2001 yılı enflasyonu, toptan eşya fiyatlarında yüzde 88.6, tüketici fiyatlarında ise yüzde 68.5 idi. 2022 yılı mayıs ayı itibariyle yıllık enflasyon, tüketici fiyatlarında yüzde 73,50, yurt içi üretici fiyatlarında ise yüzde 132.16'dır.

Bu duruma göre kiraların üst sınırının yüzde 25 ile sınırlandırılması Anayasa Mahkemesinin kararlarında geçen “ölçülülük” ilkesi bakımından tartışılmaya açıktır. Doğru olan şu ki kiraların yükselme nedeni konut sahiplerinin tutumları değil, genel olarak ekonomide işlerin yolunda gitmemesidir. Anayasa Mahkemesi kira bedellerine getirilen sınırlamaları incelerken “hakkın özüne dokunmama” ilkesini de dikkate almaktadır. Mahkemeye göre kira atışlarına getirilen sınırlama enflasyon oranına göre çok düşük kalıyor ise mülkiyet hakkının özüne dokunarak kiraya verenlerin mülkiyet hakkını ihlal etmektedir.

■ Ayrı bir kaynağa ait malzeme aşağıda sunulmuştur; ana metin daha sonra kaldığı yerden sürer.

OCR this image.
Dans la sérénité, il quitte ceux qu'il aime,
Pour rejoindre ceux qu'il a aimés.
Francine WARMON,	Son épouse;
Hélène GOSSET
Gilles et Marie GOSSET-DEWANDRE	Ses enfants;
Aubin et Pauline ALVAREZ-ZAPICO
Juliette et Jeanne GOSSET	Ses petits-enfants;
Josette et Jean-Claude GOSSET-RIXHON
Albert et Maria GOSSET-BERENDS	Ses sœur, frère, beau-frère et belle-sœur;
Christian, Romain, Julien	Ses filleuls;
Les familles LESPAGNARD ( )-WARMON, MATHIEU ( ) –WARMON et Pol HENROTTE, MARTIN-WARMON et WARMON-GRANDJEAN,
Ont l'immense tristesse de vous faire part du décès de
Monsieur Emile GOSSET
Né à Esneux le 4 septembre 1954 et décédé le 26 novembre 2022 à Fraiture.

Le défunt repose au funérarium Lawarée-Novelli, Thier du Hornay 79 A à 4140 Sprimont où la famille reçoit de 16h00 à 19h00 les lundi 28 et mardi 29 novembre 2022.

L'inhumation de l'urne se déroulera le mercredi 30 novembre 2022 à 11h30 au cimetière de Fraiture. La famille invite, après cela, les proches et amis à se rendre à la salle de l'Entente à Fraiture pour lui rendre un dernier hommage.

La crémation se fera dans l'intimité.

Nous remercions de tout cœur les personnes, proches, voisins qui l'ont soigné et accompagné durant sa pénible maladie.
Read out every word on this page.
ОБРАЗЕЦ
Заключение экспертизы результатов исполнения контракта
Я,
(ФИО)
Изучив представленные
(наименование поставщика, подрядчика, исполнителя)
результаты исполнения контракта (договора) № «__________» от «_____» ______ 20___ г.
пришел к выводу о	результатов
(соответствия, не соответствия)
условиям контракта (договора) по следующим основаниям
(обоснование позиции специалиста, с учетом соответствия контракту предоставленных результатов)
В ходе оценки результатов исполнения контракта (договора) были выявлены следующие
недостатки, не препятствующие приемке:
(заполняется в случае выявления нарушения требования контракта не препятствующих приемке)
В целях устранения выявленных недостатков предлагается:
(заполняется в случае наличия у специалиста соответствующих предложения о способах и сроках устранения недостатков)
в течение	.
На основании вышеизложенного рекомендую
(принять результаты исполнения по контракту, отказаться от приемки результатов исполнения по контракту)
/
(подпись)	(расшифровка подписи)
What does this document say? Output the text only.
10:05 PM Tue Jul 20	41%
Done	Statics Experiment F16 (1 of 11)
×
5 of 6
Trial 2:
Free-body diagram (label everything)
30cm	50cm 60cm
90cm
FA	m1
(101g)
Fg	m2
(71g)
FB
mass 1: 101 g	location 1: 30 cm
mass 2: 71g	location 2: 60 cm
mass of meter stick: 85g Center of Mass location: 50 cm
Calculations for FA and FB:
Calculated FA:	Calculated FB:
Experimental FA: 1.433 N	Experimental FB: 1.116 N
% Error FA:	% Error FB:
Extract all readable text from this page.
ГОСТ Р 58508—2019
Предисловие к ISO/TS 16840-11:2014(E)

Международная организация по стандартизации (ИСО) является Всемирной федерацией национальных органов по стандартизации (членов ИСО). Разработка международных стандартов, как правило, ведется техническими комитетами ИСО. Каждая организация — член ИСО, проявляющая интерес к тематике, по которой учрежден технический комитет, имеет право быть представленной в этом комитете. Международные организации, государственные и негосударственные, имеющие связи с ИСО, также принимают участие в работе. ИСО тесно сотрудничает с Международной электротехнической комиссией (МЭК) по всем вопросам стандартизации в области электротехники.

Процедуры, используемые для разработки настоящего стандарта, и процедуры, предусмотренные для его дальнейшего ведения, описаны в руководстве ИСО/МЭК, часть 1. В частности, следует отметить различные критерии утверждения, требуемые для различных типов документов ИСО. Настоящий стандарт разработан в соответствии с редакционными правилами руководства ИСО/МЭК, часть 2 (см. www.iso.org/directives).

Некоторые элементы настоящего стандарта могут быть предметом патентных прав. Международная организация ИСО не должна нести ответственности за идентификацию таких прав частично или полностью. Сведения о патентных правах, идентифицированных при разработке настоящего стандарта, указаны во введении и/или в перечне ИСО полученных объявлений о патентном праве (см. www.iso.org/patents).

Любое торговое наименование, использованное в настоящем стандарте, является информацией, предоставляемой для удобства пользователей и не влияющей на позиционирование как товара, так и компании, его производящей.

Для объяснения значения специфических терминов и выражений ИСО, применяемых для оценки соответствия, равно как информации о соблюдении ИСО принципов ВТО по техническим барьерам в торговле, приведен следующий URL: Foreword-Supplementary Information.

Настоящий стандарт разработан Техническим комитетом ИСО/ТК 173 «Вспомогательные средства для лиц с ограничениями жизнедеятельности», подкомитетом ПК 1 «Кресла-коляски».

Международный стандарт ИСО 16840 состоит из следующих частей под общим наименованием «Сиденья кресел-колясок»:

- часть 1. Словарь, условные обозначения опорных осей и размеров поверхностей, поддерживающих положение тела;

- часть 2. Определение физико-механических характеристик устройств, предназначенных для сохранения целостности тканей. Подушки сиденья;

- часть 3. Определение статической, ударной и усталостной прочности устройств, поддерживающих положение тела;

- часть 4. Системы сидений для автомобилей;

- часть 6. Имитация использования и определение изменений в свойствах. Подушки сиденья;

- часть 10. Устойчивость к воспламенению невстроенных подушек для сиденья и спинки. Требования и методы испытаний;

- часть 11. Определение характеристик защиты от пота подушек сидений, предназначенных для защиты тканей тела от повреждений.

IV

Bu düzenlemenin konutlar için getirilmesi, işyerlerinin düzenleme dışı tutulması da ayrı bir sorundur. Kira artışları, bu kiraları sınırlayarak değil yeterli sayıda konut üretimi ve vatandaşın alım gücünün yükseltilmesi yoluyla önlenmelidir. Getirilmek istenen düzenleme zaten mevcut olan kayıt dışı ilişkilerini artıracağı gibi kiracı-ev sahibi davalarını da patlatacaktır. Unutulmamalıdır ki Türk Borçlar Kanunu 344. maddesi kira oranları için 2011 yılında “üretici fiyat endeksindeki” artışı kabul etmiş, 2019 yılında üretici fiyatlarının artması nedeni ile bu kez madde değiştirilerek artış oranı olarak “tüketici fiyat endeksindeki on iki aylık ortalamalara göre değişim oranını” kabul etmiş, şimdi 2022 yılında da geçici olduğu bildirilse de  yüzde 25 oranı getirmiş olup 2023 yılı Temmuz ayında da nasıl bir düzenleme yapılacak belirsizliği ile herkesi öngörüsüz bırakmıştır. Yasalar yaz-boz tahtası değildir.